Em 2025, o Brasil alcançou um marco significativo na luta contra a malária, registrando o menor número de casos desde 1979. O Ministério da Saúde revelou que houve uma redução de 15% nas notificações de malária em comparação com o ano anterior, além de um declínio de 28% nas mortes associadas à doença. Os dados também mostraram uma diminuição de 30% nos casos mais severos, aqueles relacionados ao Plasmodium falciparum, o parasita que provoca a forma mais grave da enfermidade.
A secretária de Vigilância em Saúde e Ambiente do Ministério da Saúde, Mariângela Simão, atribui parte desse sucesso ao aprimoramento da vigilância epidemiológica no país. Com um sistema de monitoramento mais eficaz, é possível direcionar as ações de controle de maneira mais assertiva. “Identificando as áreas com maior incidência de casos, podemos alocar melhor os investimentos, capacitar profissionais de saúde para detecção precoce e intensificar campanhas de conscientização para que a população busque atendimento rapidamente”, explica Simão.
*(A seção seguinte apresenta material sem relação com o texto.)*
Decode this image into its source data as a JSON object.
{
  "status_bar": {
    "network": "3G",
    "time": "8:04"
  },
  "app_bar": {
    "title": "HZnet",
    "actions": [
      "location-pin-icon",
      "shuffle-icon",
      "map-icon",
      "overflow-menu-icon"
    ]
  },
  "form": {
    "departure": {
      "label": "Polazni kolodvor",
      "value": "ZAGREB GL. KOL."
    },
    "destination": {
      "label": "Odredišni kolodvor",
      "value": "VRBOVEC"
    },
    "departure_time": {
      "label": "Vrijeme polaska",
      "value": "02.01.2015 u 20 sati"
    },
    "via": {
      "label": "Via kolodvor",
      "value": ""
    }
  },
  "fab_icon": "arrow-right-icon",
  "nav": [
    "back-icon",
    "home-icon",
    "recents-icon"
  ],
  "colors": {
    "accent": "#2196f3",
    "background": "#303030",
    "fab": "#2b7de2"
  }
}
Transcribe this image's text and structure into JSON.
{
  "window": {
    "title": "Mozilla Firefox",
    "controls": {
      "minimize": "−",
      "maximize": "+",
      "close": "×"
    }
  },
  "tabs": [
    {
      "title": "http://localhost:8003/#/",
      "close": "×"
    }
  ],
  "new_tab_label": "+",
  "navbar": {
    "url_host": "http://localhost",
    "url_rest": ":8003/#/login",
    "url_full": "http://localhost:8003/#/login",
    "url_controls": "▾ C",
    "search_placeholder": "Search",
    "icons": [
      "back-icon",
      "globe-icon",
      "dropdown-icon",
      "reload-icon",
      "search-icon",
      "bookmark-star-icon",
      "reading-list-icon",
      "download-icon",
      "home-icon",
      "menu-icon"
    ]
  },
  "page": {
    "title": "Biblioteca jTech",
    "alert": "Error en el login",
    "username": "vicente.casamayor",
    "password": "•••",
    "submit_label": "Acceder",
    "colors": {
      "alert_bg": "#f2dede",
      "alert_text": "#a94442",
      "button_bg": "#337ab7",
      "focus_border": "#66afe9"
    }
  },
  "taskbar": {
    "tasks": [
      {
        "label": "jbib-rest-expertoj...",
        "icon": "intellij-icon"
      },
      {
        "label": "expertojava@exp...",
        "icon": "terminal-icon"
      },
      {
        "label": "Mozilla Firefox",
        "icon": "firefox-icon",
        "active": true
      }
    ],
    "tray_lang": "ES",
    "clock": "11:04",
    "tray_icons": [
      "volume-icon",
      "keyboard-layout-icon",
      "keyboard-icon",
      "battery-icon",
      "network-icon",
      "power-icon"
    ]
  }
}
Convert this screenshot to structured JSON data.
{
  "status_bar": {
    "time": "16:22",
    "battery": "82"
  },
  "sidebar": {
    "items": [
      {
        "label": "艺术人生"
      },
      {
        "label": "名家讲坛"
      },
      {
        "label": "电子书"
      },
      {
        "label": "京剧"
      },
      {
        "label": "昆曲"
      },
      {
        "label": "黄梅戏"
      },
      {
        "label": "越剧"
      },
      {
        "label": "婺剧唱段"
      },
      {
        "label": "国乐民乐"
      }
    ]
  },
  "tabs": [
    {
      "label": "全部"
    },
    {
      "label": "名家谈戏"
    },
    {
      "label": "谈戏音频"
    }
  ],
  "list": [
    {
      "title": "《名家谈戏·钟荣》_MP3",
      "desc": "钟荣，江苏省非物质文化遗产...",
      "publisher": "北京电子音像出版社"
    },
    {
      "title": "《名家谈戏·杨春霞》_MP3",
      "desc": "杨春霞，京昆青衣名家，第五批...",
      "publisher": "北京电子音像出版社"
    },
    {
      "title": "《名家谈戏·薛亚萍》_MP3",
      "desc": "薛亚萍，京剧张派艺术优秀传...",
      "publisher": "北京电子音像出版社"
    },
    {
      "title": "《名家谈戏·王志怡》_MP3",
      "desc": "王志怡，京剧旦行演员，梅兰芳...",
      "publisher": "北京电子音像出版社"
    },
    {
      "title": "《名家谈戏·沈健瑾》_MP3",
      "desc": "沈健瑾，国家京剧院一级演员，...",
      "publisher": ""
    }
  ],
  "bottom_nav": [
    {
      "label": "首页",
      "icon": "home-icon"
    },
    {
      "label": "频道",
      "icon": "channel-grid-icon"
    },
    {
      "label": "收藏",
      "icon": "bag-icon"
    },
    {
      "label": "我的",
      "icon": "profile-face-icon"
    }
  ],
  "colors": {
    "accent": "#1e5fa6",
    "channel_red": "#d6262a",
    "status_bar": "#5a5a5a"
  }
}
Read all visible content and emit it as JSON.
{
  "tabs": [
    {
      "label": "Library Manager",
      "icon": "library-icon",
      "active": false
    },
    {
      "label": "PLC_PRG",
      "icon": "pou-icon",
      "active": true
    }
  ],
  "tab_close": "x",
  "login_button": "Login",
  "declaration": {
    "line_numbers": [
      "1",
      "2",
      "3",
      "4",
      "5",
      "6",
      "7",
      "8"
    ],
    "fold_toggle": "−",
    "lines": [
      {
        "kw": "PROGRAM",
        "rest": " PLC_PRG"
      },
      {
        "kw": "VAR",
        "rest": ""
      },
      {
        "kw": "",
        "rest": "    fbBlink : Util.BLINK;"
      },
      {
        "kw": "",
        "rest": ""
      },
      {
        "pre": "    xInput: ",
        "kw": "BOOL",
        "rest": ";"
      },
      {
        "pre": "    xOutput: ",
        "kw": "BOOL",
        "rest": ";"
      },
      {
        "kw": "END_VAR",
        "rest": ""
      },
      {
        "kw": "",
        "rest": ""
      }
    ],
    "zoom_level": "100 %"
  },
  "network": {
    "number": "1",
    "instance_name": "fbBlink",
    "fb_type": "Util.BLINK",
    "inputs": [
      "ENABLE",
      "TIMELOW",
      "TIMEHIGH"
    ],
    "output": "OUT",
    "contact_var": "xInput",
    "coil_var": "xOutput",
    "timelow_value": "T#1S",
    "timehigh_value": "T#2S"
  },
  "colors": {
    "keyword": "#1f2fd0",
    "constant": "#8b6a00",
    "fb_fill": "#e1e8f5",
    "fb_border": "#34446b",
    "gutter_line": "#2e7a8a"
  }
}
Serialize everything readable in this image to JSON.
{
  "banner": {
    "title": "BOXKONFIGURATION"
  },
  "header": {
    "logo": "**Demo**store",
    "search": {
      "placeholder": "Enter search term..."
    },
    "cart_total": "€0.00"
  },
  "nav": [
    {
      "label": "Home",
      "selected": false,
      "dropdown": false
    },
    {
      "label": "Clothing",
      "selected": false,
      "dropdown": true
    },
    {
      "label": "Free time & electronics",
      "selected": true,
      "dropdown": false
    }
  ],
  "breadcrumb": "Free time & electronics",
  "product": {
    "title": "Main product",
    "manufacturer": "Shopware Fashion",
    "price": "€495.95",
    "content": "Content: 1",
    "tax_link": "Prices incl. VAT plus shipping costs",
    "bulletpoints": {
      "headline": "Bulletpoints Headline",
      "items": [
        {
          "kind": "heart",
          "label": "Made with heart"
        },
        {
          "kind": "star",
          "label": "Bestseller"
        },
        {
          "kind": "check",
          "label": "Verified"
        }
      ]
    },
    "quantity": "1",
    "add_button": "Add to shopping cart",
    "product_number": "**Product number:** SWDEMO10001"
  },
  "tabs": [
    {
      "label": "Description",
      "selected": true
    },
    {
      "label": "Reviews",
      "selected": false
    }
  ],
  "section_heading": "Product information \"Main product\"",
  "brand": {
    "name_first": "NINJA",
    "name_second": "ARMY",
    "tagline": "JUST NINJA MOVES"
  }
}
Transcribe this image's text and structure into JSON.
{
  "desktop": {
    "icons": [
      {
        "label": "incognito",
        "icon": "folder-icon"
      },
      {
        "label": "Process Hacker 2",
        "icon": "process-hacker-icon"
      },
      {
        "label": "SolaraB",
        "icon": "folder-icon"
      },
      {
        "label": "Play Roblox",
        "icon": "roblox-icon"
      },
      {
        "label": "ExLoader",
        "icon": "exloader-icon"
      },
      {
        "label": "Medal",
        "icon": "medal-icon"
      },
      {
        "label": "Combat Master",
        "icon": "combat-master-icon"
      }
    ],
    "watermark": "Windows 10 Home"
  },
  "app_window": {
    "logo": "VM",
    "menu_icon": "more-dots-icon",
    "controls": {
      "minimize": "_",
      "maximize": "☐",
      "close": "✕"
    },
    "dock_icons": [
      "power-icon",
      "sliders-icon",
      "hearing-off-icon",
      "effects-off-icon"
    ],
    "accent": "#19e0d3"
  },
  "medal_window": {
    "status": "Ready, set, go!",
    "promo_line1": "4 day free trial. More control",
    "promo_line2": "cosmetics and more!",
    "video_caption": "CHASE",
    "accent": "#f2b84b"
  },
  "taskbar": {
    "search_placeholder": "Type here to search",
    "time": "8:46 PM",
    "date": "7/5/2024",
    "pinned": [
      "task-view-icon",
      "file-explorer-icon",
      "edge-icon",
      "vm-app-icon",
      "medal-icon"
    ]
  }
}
A malária, uma doença infecciosa causada por parasitas do gênero Plasmodium, é transmitida através da picada do mosquito Anopheles. Os sintomas incluem febre intensa, fraqueza extrema, confusão mental, entre outros, podendo levar a complicações graves e até ao óbito. Na atualidade, a maioria dos casos registrados no Brasil ocorre na região amazônica, abrangendo estados como Amazonas, Pará, Acre, Rondônia e Roraima.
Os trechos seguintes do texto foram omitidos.